Somalia ranks as the top country with unresolved journalist killings according to the Committee to Protect Journalists’ (CPJ) Global Impunity Index 2019 released on October 29 2019.
The index is based on CPJ data on journalists murdered with complete impunity between September 1 2009 and August 31 2019. It focuses on the number of unsolved journalist murders as a percentage of a country’s population.
South Sudan ranked fourth and Nigeria 12 are the two other African countries appearing on the index. According to CPJ the 13 countries in the 2019 index are a mixed bag. Some are in regions plagued by conflict.
Others are relatively stable countries where criminal groups politicians, politicians, government officials and other actors resort to violence to silence critical and investigative reporting.
African journalists killed in 2019
Somalia is also the African country with the most journalists killed in 2019. The Instability and conflict that periodically engulfs the country makes it a dangerous place for journalists.

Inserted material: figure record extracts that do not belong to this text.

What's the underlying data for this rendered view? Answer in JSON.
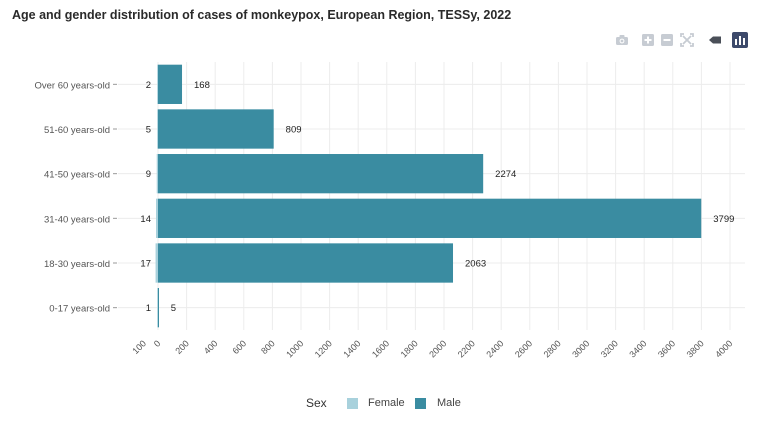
{
  "title": "Age and gender distribution of cases of monkeypox, European Region, TESSy, 2022",
  "toolbar": {
    "icons": [
      "camera-icon",
      "zoom-in-icon",
      "zoom-out-icon",
      "autoscale-icon",
      "label-icon",
      "plotly-logo-icon"
    ]
  },
  "legend": {
    "title": "Sex",
    "female_label": "Female",
    "male_label": "Male"
  },
  "colors": {
    "female": "#a8d1dc",
    "male": "#3a8ca1",
    "grid": "#ececec",
    "axis_text": "#555555"
  },
  "chart_data": {
    "type": "bar",
    "orientation": "horizontal-population-pyramid",
    "categories": [
      "Over 60 years-old",
      "51-60 years-old",
      "41-50 years-old",
      "31-40 years-old",
      "18-30 years-old",
      "0-17 years-old"
    ],
    "series": [
      {
        "name": "Female",
        "values": [
          2,
          5,
          9,
          14,
          17,
          1
        ],
        "direction": "left"
      },
      {
        "name": "Male",
        "values": [
          168,
          809,
          2274,
          3799,
          2063,
          5
        ],
        "direction": "right"
      }
    ],
    "xticks": [
      "100",
      "0",
      "200",
      "400",
      "600",
      "800",
      "1000",
      "1200",
      "1400",
      "1600",
      "1800",
      "2000",
      "2200",
      "2400",
      "2600",
      "2800",
      "3000",
      "3200",
      "3400",
      "3600",
      "3800",
      "4000"
    ],
    "xlim": [
      -100,
      4000
    ],
    "grid": true,
    "legend_position": "bottom"
  }
}
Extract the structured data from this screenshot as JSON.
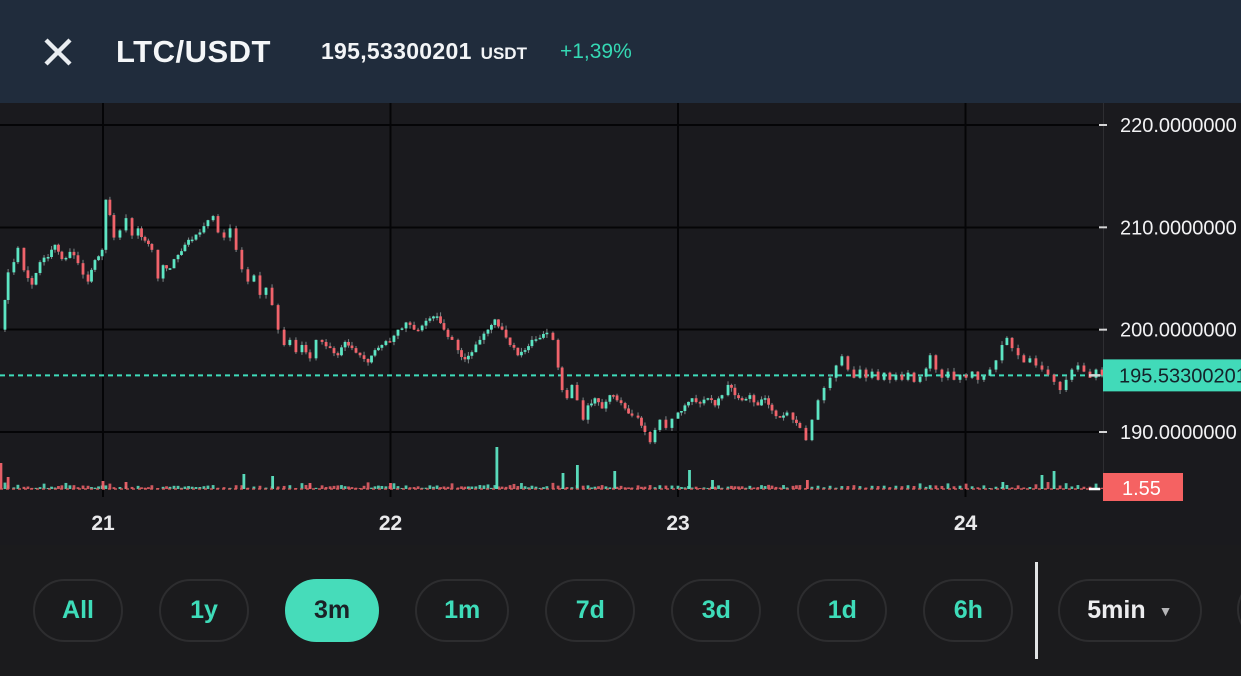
{
  "header": {
    "title": "LTC/USDT",
    "price": "195,53300201",
    "price_unit": "USDT",
    "change": "+1,39%"
  },
  "icons": {
    "close": "close-x",
    "caret_down": "▼"
  },
  "colors": {
    "header_bg": "#202c3c",
    "chart_bg": "#1a1a1e",
    "accent_teal": "#3edcb9",
    "candle_up": "#5de5c3",
    "candle_down": "#f0636b",
    "wick_gray": "#7e8789",
    "grid": "#050507",
    "current_price_line": "#3fdcba",
    "current_price_badge_bg": "#41dab9",
    "current_price_badge_text": "#14232a",
    "volume_line": "#d95f5f",
    "volume_badge_bg": "#f56262",
    "axis_text": "#f2f2f4"
  },
  "chart_data": {
    "type": "candlestick",
    "pair": "LTC/USDT",
    "interval": "5min",
    "x_axis": {
      "tick_values": [
        21,
        22,
        23,
        24
      ],
      "tick_labels": [
        "21",
        "22",
        "23",
        "24"
      ],
      "unit": "day of month"
    },
    "y_axis": {
      "tick_values": [
        220,
        210,
        200,
        190
      ],
      "tick_labels": [
        "220.0000000",
        "210.0000000",
        "200.0000000",
        "190.0000000"
      ],
      "visible_range": [
        183.7,
        222.2
      ]
    },
    "current_price": {
      "value": 195.53300201,
      "label": "195.53300201"
    },
    "volume_baseline_label": "1.55",
    "close_series": [
      [
        20.642,
        200.0
      ],
      [
        20.659,
        202.9
      ],
      [
        20.67,
        205.6
      ],
      [
        20.69,
        206.6
      ],
      [
        20.704,
        208.0
      ],
      [
        20.725,
        205.8
      ],
      [
        20.753,
        204.4
      ],
      [
        20.781,
        206.6
      ],
      [
        20.809,
        207.1
      ],
      [
        20.833,
        208.3
      ],
      [
        20.857,
        206.9
      ],
      [
        20.885,
        207.6
      ],
      [
        20.913,
        206.5
      ],
      [
        20.948,
        204.7
      ],
      [
        20.972,
        206.8
      ],
      [
        20.997,
        207.8
      ],
      [
        21.01,
        212.7
      ],
      [
        21.024,
        211.2
      ],
      [
        21.038,
        209.0
      ],
      [
        21.059,
        209.7
      ],
      [
        21.08,
        210.9
      ],
      [
        21.101,
        209.2
      ],
      [
        21.122,
        209.9
      ],
      [
        21.146,
        208.7
      ],
      [
        21.17,
        207.8
      ],
      [
        21.191,
        205.0
      ],
      [
        21.209,
        206.3
      ],
      [
        21.233,
        206.0
      ],
      [
        21.261,
        207.3
      ],
      [
        21.285,
        208.3
      ],
      [
        21.31,
        208.8
      ],
      [
        21.337,
        209.5
      ],
      [
        21.365,
        210.7
      ],
      [
        21.383,
        211.1
      ],
      [
        21.4,
        209.5
      ],
      [
        21.421,
        209.0
      ],
      [
        21.442,
        209.9
      ],
      [
        21.463,
        207.8
      ],
      [
        21.483,
        205.9
      ],
      [
        21.504,
        204.7
      ],
      [
        21.525,
        205.3
      ],
      [
        21.546,
        203.4
      ],
      [
        21.567,
        204.1
      ],
      [
        21.588,
        202.4
      ],
      [
        21.609,
        200.0
      ],
      [
        21.63,
        198.5
      ],
      [
        21.65,
        199.0
      ],
      [
        21.671,
        197.8
      ],
      [
        21.692,
        198.5
      ],
      [
        21.72,
        197.2
      ],
      [
        21.741,
        199.0
      ],
      [
        21.762,
        198.8
      ],
      [
        21.79,
        198.2
      ],
      [
        21.817,
        197.5
      ],
      [
        21.842,
        198.8
      ],
      [
        21.866,
        198.2
      ],
      [
        21.894,
        197.5
      ],
      [
        21.922,
        196.8
      ],
      [
        21.946,
        198.0
      ],
      [
        21.97,
        198.5
      ],
      [
        21.998,
        198.8
      ],
      [
        22.026,
        200.0
      ],
      [
        22.054,
        200.7
      ],
      [
        22.082,
        200.0
      ],
      [
        22.11,
        200.4
      ],
      [
        22.137,
        201.1
      ],
      [
        22.162,
        201.3
      ],
      [
        22.186,
        200.0
      ],
      [
        22.214,
        199.0
      ],
      [
        22.235,
        198.0
      ],
      [
        22.259,
        197.1
      ],
      [
        22.283,
        197.8
      ],
      [
        22.311,
        199.0
      ],
      [
        22.339,
        200.0
      ],
      [
        22.363,
        201.0
      ],
      [
        22.388,
        200.0
      ],
      [
        22.416,
        198.5
      ],
      [
        22.443,
        197.5
      ],
      [
        22.468,
        198.0
      ],
      [
        22.492,
        199.0
      ],
      [
        22.52,
        199.2
      ],
      [
        22.544,
        199.7
      ],
      [
        22.565,
        199.0
      ],
      [
        22.583,
        196.3
      ],
      [
        22.597,
        194.1
      ],
      [
        22.614,
        193.3
      ],
      [
        22.631,
        194.6
      ],
      [
        22.649,
        193.1
      ],
      [
        22.67,
        191.2
      ],
      [
        22.687,
        192.6
      ],
      [
        22.711,
        193.3
      ],
      [
        22.736,
        192.3
      ],
      [
        22.763,
        193.6
      ],
      [
        22.788,
        193.1
      ],
      [
        22.816,
        192.3
      ],
      [
        22.84,
        191.6
      ],
      [
        22.861,
        191.4
      ],
      [
        22.885,
        190.0
      ],
      [
        22.903,
        189.0
      ],
      [
        22.92,
        190.2
      ],
      [
        22.937,
        191.2
      ],
      [
        22.958,
        190.4
      ],
      [
        22.979,
        191.3
      ],
      [
        23.0,
        191.9
      ],
      [
        23.024,
        192.6
      ],
      [
        23.049,
        193.3
      ],
      [
        23.077,
        192.8
      ],
      [
        23.104,
        193.3
      ],
      [
        23.129,
        192.6
      ],
      [
        23.153,
        193.6
      ],
      [
        23.174,
        194.6
      ],
      [
        23.198,
        193.6
      ],
      [
        23.223,
        193.1
      ],
      [
        23.25,
        193.6
      ],
      [
        23.278,
        192.6
      ],
      [
        23.303,
        193.3
      ],
      [
        23.327,
        192.1
      ],
      [
        23.355,
        191.4
      ],
      [
        23.379,
        191.9
      ],
      [
        23.4,
        191.2
      ],
      [
        23.424,
        190.4
      ],
      [
        23.445,
        189.2
      ],
      [
        23.466,
        191.2
      ],
      [
        23.487,
        193.1
      ],
      [
        23.508,
        194.3
      ],
      [
        23.529,
        195.3
      ],
      [
        23.55,
        196.5
      ],
      [
        23.57,
        197.4
      ],
      [
        23.591,
        196.1
      ],
      [
        23.612,
        195.3
      ],
      [
        23.633,
        196.1
      ],
      [
        23.654,
        195.3
      ],
      [
        23.675,
        195.9
      ],
      [
        23.696,
        195.1
      ],
      [
        23.717,
        195.8
      ],
      [
        23.737,
        195.1
      ],
      [
        23.758,
        195.6
      ],
      [
        23.779,
        195.1
      ],
      [
        23.8,
        195.8
      ],
      [
        23.821,
        194.9
      ],
      [
        23.842,
        195.4
      ],
      [
        23.863,
        196.2
      ],
      [
        23.877,
        197.5
      ],
      [
        23.897,
        196.1
      ],
      [
        23.918,
        195.3
      ],
      [
        23.939,
        195.9
      ],
      [
        23.96,
        195.1
      ],
      [
        23.981,
        195.6
      ],
      [
        24.002,
        195.3
      ],
      [
        24.023,
        195.9
      ],
      [
        24.043,
        195.1
      ],
      [
        24.064,
        195.5
      ],
      [
        24.085,
        196.1
      ],
      [
        24.106,
        197.0
      ],
      [
        24.127,
        198.5
      ],
      [
        24.144,
        199.2
      ],
      [
        24.162,
        198.2
      ],
      [
        24.183,
        197.5
      ],
      [
        24.203,
        196.8
      ],
      [
        24.224,
        197.2
      ],
      [
        24.245,
        196.5
      ],
      [
        24.266,
        196.1
      ],
      [
        24.287,
        195.6
      ],
      [
        24.308,
        194.9
      ],
      [
        24.329,
        194.1
      ],
      [
        24.35,
        195.1
      ],
      [
        24.37,
        196.1
      ],
      [
        24.391,
        196.5
      ],
      [
        24.412,
        195.9
      ],
      [
        24.433,
        195.3
      ],
      [
        24.454,
        196.1
      ],
      [
        24.475,
        195.53
      ]
    ],
    "volume_spikes": [
      [
        20.645,
        26,
        "d"
      ],
      [
        20.67,
        12,
        "d"
      ],
      [
        21.0,
        8,
        "d"
      ],
      [
        21.08,
        7,
        "d"
      ],
      [
        21.49,
        15,
        "u"
      ],
      [
        21.59,
        13,
        "u"
      ],
      [
        21.72,
        6,
        "d"
      ],
      [
        22.0,
        6,
        "d"
      ],
      [
        22.37,
        42,
        "u"
      ],
      [
        22.6,
        16,
        "u"
      ],
      [
        22.65,
        24,
        "u"
      ],
      [
        22.78,
        18,
        "u"
      ],
      [
        23.04,
        19,
        "u"
      ],
      [
        23.12,
        9,
        "u"
      ],
      [
        23.45,
        9,
        "d"
      ],
      [
        24.13,
        7,
        "u"
      ],
      [
        24.266,
        14,
        "u"
      ],
      [
        24.308,
        18,
        "u"
      ]
    ]
  },
  "timeframes": {
    "options": [
      "All",
      "1y",
      "3m",
      "1m",
      "7d",
      "3d",
      "1d",
      "6h"
    ],
    "selected": "3m"
  },
  "interval_selector": {
    "value": "5min"
  }
}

Conflict has also claimed the lives of three other journalists in Africa. Libyan photojournalist Mohamed Ben Khalifa was accompanying a militia patrolling an area in the south of Tripoli on January 19, 2019. He was killed by shrapnel from shells fired at the militia.
Chad-based camera operator Obed Nangbatna was embedded within the Chadian army to cover an anti-insurgency operation on May 25 when the vehicle they travelled in hit a landmine.
Meanwhile, Nigerian broadcast reporter Precious Owolabi was shot in confrontation between Shiite Muslim protesters and Nigerian police on July 22.
Integration TV founder Hodan Nalayeh and broadcast reporter Mohamed Sahal Omar were among the 26 people who were killed when gunmen stormed the Medina Hotel in Kismayo on July 12 2019.
The earliest unresolved case in Somalia recorded on the CPJ index which also involved armed conflict is the brutal killing of Anthony Macharia, Dan Eldon, Hosea Maina and Hansi Krauss in July 12 1993.
The journalists were covering attempts by a United Nations force of 20,000 to restore law and order in the chaos that ensued following the overthrow of the Siad Barre government in 1991.
On that fateful day the four rushed to cover the aftermath of a US aerial attack on General Mohamed Farah Aidid's compound that left more than 70 Somalis dead. A crowd at the compound angered by the raid attacked them with sticks, stones and guns soon after they arrived.